L’épidémie de coronavirus fait une nouvelle fois plonger les bourses ce jeudi 12 mars. Paris, Francfort, Madrid ont lâché 10% ou plus vers 14 heures (heure de Paris). La panique est telle que les échanges ont été suspendus pendant quinze minutes après l’ouverture à Wall Street. Le Dow Jones n’en a pas moins plongé à la reprise de l’activité, lâchant plus de 7% vers 14 heures (heure de Paris). Même scénario à Sao Paulo (Brésil) : la Bourse s’est enfoncée à l’ouverture de plus de 11%, avant que les échanges ne soient suspendus pour la troisième fois de la semaine. Les principaux indices européens ont tous dévissé de près de 30% depuis le début d’année : un véritable krach.

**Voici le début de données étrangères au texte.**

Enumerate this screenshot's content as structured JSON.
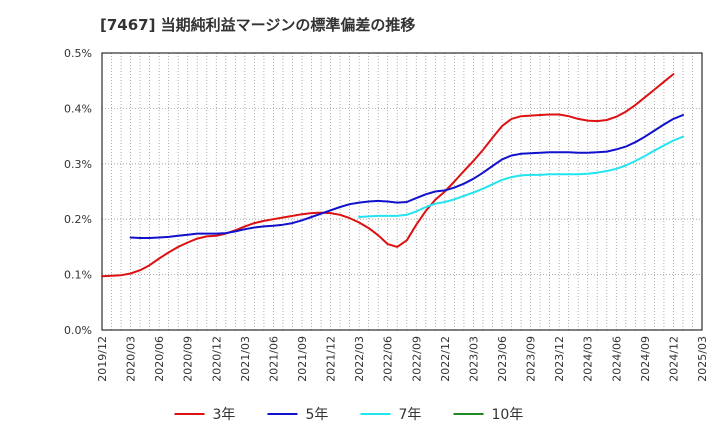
{
  "chart_data": {
    "type": "line",
    "title": "[7467]  当期純利益マージンの標準偏差の推移",
    "xlabel": "",
    "ylabel": "",
    "x_ticks": [
      "2019/12",
      "2020/03",
      "2020/06",
      "2020/09",
      "2020/12",
      "2021/03",
      "2021/06",
      "2021/09",
      "2021/12",
      "2022/03",
      "2022/06",
      "2022/09",
      "2022/12",
      "2023/03",
      "2023/06",
      "2023/09",
      "2023/12",
      "2024/03",
      "2024/06",
      "2024/09",
      "2024/12",
      "2025/03"
    ],
    "y_ticks": [
      "0.0%",
      "0.1%",
      "0.2%",
      "0.3%",
      "0.4%",
      "0.5%"
    ],
    "ylim": [
      0,
      0.5
    ],
    "grid": true,
    "legend_position": "bottom",
    "series": [
      {
        "name": "3年",
        "color": "#dd1111",
        "points": [
          [
            "2019/12",
            0.097
          ],
          [
            "2020/01",
            0.098
          ],
          [
            "2020/02",
            0.099
          ],
          [
            "2020/03",
            0.102
          ],
          [
            "2020/04",
            0.108
          ],
          [
            "2020/05",
            0.117
          ],
          [
            "2020/06",
            0.129
          ],
          [
            "2020/07",
            0.14
          ],
          [
            "2020/08",
            0.15
          ],
          [
            "2020/09",
            0.158
          ],
          [
            "2020/10",
            0.165
          ],
          [
            "2020/11",
            0.169
          ],
          [
            "2020/12",
            0.17
          ],
          [
            "2021/01",
            0.174
          ],
          [
            "2021/02",
            0.18
          ],
          [
            "2021/03",
            0.187
          ],
          [
            "2021/04",
            0.193
          ],
          [
            "2021/05",
            0.197
          ],
          [
            "2021/06",
            0.2
          ],
          [
            "2021/07",
            0.203
          ],
          [
            "2021/08",
            0.206
          ],
          [
            "2021/09",
            0.209
          ],
          [
            "2021/10",
            0.211
          ],
          [
            "2021/11",
            0.212
          ],
          [
            "2021/12",
            0.211
          ],
          [
            "2022/01",
            0.208
          ],
          [
            "2022/02",
            0.202
          ],
          [
            "2022/03",
            0.194
          ],
          [
            "2022/04",
            0.184
          ],
          [
            "2022/05",
            0.171
          ],
          [
            "2022/06",
            0.155
          ],
          [
            "2022/07",
            0.15
          ],
          [
            "2022/08",
            0.162
          ],
          [
            "2022/09",
            0.19
          ],
          [
            "2022/10",
            0.215
          ],
          [
            "2022/11",
            0.235
          ],
          [
            "2022/12",
            0.25
          ],
          [
            "2023/01",
            0.268
          ],
          [
            "2023/02",
            0.287
          ],
          [
            "2023/03",
            0.305
          ],
          [
            "2023/04",
            0.325
          ],
          [
            "2023/05",
            0.347
          ],
          [
            "2023/06",
            0.368
          ],
          [
            "2023/07",
            0.381
          ],
          [
            "2023/08",
            0.386
          ],
          [
            "2023/09",
            0.387
          ],
          [
            "2023/10",
            0.388
          ],
          [
            "2023/11",
            0.389
          ],
          [
            "2023/12",
            0.389
          ],
          [
            "2024/01",
            0.386
          ],
          [
            "2024/02",
            0.381
          ],
          [
            "2024/03",
            0.378
          ],
          [
            "2024/04",
            0.377
          ],
          [
            "2024/05",
            0.379
          ],
          [
            "2024/06",
            0.385
          ],
          [
            "2024/07",
            0.394
          ],
          [
            "2024/08",
            0.406
          ],
          [
            "2024/09",
            0.42
          ],
          [
            "2024/10",
            0.434
          ],
          [
            "2024/11",
            0.448
          ],
          [
            "2024/12",
            0.462
          ]
        ]
      },
      {
        "name": "5年",
        "color": "#1111cc",
        "points": [
          [
            "2020/03",
            0.167
          ],
          [
            "2020/04",
            0.166
          ],
          [
            "2020/05",
            0.166
          ],
          [
            "2020/06",
            0.167
          ],
          [
            "2020/07",
            0.168
          ],
          [
            "2020/08",
            0.17
          ],
          [
            "2020/09",
            0.172
          ],
          [
            "2020/10",
            0.174
          ],
          [
            "2020/11",
            0.174
          ],
          [
            "2020/12",
            0.174
          ],
          [
            "2021/01",
            0.175
          ],
          [
            "2021/02",
            0.178
          ],
          [
            "2021/03",
            0.182
          ],
          [
            "2021/04",
            0.185
          ],
          [
            "2021/05",
            0.187
          ],
          [
            "2021/06",
            0.188
          ],
          [
            "2021/07",
            0.19
          ],
          [
            "2021/08",
            0.193
          ],
          [
            "2021/09",
            0.198
          ],
          [
            "2021/10",
            0.204
          ],
          [
            "2021/11",
            0.21
          ],
          [
            "2021/12",
            0.216
          ],
          [
            "2022/01",
            0.222
          ],
          [
            "2022/02",
            0.227
          ],
          [
            "2022/03",
            0.23
          ],
          [
            "2022/04",
            0.232
          ],
          [
            "2022/05",
            0.233
          ],
          [
            "2022/06",
            0.232
          ],
          [
            "2022/07",
            0.23
          ],
          [
            "2022/08",
            0.231
          ],
          [
            "2022/09",
            0.238
          ],
          [
            "2022/10",
            0.245
          ],
          [
            "2022/11",
            0.25
          ],
          [
            "2022/12",
            0.252
          ],
          [
            "2023/01",
            0.257
          ],
          [
            "2023/02",
            0.264
          ],
          [
            "2023/03",
            0.273
          ],
          [
            "2023/04",
            0.284
          ],
          [
            "2023/05",
            0.296
          ],
          [
            "2023/06",
            0.308
          ],
          [
            "2023/07",
            0.315
          ],
          [
            "2023/08",
            0.318
          ],
          [
            "2023/09",
            0.319
          ],
          [
            "2023/10",
            0.32
          ],
          [
            "2023/11",
            0.321
          ],
          [
            "2023/12",
            0.321
          ],
          [
            "2024/01",
            0.321
          ],
          [
            "2024/02",
            0.32
          ],
          [
            "2024/03",
            0.32
          ],
          [
            "2024/04",
            0.321
          ],
          [
            "2024/05",
            0.322
          ],
          [
            "2024/06",
            0.326
          ],
          [
            "2024/07",
            0.331
          ],
          [
            "2024/08",
            0.339
          ],
          [
            "2024/09",
            0.349
          ],
          [
            "2024/10",
            0.36
          ],
          [
            "2024/11",
            0.371
          ],
          [
            "2024/12",
            0.381
          ],
          [
            "2025/01",
            0.388
          ]
        ]
      },
      {
        "name": "7年",
        "color": "#22e5f0",
        "points": [
          [
            "2022/03",
            0.204
          ],
          [
            "2022/04",
            0.205
          ],
          [
            "2022/05",
            0.206
          ],
          [
            "2022/06",
            0.206
          ],
          [
            "2022/07",
            0.206
          ],
          [
            "2022/08",
            0.208
          ],
          [
            "2022/09",
            0.214
          ],
          [
            "2022/10",
            0.222
          ],
          [
            "2022/11",
            0.228
          ],
          [
            "2022/12",
            0.231
          ],
          [
            "2023/01",
            0.236
          ],
          [
            "2023/02",
            0.242
          ],
          [
            "2023/03",
            0.248
          ],
          [
            "2023/04",
            0.255
          ],
          [
            "2023/05",
            0.263
          ],
          [
            "2023/06",
            0.271
          ],
          [
            "2023/07",
            0.276
          ],
          [
            "2023/08",
            0.279
          ],
          [
            "2023/09",
            0.28
          ],
          [
            "2023/10",
            0.28
          ],
          [
            "2023/11",
            0.281
          ],
          [
            "2023/12",
            0.281
          ],
          [
            "2024/01",
            0.281
          ],
          [
            "2024/02",
            0.281
          ],
          [
            "2024/03",
            0.282
          ],
          [
            "2024/04",
            0.284
          ],
          [
            "2024/05",
            0.287
          ],
          [
            "2024/06",
            0.291
          ],
          [
            "2024/07",
            0.297
          ],
          [
            "2024/08",
            0.305
          ],
          [
            "2024/09",
            0.314
          ],
          [
            "2024/10",
            0.324
          ],
          [
            "2024/11",
            0.333
          ],
          [
            "2024/12",
            0.342
          ],
          [
            "2025/01",
            0.349
          ]
        ]
      },
      {
        "name": "10年",
        "color": "#228822",
        "points": []
      }
    ]
  }
}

L’impact du coronavirus sur l’économie mondiale est toujours "difficile à prédire", a affirmé jeudi le porte-parole du Fonds monétaire international, soulignant que cela dépendrait du degré de la pandémie et des réponses apportées par les pays touchés. Christine Lagarde, présidente de la Banque centrale européenne, a évoqué un "choc majeur" pour l’économie en zone euro, estimant qu’il requiert une "réponse budgétaire ambitieuse et coordonnée". Selon elle, "même si l’épidémie sera temporaire par nature, elle aura un impact significatif sur l’activité économique, entraînant notamment un ralentissement de la production en raison du dérèglement des chaînes d’approvisionnement ainsi qu’une réduction de la demande interne comme externe résultant de l’effet négatif des nécessaires mesures de confinement". Les places financières ont donc aussitôt dévissées à ces propos.
Isolement des USA

Les Européens interdits de séjour aux Etats-Unis. Donald Trump a annoncé mercredi 11 mars, lors d’un discours à la nation, qu’il interdisait aux ressortissants des pays européens – à l’exception du Royaume-Uni et de l’Irlande – de se rendre aux Etats-Unis pour une durée de 30 jours, à compter de vendredi soir. Cette restriction ne s’applique pas aux ressortissants américains. Après avoir semé la confusion en suggérant que "le commerce et le fret" venant d’Europe seraient aussi bannis, Donald Trump a indiqué quelques instants plus tard que le "commerce ne sera[it] en aucun cas concerné".